CMU and Waynesburg University Partner to Battle Food Insecurity
This past spring, four instructors from Carnegie Mellon University and Waynesburg University taught a one-credit “micro” course on the issue of food insecurity in rural areas. In this “micro” course, ten students from each university worked towards addressing this issue, then proposed possible solutions to the commissioners and the Greene County Food Security Partnership for implementation.
Rural transportation is more scarce than public transportation in urban communities and this increases the issue of food insecurity for low-income families. The Department of Energy awarded a grant to Waynesburg University and Carnegie Mellon University to help study the issue of rural transportation.
Waynesburg’s President, Douglas Lee describes this conquest to end food insecurity as having “national consequences” and extending far past the limits of Greene County or Allegheny County, as these solutions could impact rural communities across the country.
“They may get access to food, but it may be the convenience store up the road, and it may be a bag of potato chips instead of nutritional food. That’s food insecurity,” Lee said during a recent news conference.

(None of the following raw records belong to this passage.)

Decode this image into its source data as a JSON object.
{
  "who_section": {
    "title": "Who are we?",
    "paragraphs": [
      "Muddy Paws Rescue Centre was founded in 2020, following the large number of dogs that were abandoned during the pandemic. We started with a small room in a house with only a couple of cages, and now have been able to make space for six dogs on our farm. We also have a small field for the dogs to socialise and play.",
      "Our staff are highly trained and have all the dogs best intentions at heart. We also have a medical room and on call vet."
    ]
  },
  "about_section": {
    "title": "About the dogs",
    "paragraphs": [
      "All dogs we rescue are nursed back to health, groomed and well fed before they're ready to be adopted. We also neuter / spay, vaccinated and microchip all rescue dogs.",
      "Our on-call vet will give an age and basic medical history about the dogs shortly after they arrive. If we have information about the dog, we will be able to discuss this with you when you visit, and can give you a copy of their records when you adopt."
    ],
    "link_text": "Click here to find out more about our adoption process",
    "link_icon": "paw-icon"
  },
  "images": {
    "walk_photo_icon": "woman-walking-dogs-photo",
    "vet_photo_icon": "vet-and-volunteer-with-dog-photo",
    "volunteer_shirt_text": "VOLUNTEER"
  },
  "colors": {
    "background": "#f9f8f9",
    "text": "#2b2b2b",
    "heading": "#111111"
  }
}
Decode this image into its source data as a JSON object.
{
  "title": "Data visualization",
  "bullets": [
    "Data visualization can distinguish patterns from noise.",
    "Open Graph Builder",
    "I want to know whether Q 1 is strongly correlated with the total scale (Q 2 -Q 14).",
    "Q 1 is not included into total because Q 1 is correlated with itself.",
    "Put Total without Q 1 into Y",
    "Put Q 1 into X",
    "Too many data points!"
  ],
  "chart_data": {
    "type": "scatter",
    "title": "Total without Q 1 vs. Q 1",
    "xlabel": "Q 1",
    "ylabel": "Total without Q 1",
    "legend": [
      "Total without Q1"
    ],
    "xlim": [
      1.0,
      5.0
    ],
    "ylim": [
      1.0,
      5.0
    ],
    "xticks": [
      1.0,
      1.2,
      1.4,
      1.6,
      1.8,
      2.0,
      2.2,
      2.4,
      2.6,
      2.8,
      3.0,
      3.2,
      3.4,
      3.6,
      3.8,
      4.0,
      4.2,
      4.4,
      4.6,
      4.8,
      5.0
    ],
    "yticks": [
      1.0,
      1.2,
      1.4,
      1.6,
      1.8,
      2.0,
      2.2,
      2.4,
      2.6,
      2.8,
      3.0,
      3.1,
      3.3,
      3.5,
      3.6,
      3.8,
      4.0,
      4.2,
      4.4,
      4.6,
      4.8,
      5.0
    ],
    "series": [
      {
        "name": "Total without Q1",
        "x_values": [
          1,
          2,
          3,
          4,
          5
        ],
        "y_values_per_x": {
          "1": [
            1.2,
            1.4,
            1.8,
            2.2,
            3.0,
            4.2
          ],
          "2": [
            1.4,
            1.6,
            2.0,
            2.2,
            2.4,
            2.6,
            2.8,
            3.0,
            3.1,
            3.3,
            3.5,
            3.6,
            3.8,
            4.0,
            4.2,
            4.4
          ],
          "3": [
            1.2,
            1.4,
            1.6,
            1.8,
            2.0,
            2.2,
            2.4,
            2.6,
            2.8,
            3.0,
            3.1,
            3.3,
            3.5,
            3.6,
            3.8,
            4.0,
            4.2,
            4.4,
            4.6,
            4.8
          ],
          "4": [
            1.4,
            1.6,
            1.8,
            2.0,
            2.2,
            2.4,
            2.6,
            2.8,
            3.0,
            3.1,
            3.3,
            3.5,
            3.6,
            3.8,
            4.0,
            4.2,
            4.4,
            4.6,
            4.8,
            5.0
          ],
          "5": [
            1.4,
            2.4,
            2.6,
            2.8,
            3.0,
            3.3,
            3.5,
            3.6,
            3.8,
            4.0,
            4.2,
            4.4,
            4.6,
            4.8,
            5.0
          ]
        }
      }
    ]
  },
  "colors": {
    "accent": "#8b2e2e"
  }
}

Another instructor, Rick Stafford, a distinguished service professor of public policy at Carnegie Mellon University, recognizes the importance of fighting food insecurity and getting his students in Pittsburgh involved.
“[Rural issues] don’t affect our students as much. Food insecurity — and this is certainly something both Waynesburg students and CMU students carried away for sure — it exists in urban areas, it exists in rural communities. It’s there, in a big way,” Stafford said.
There is optimism from both ends for the future of the partnership and identifying solutions to combat this issue!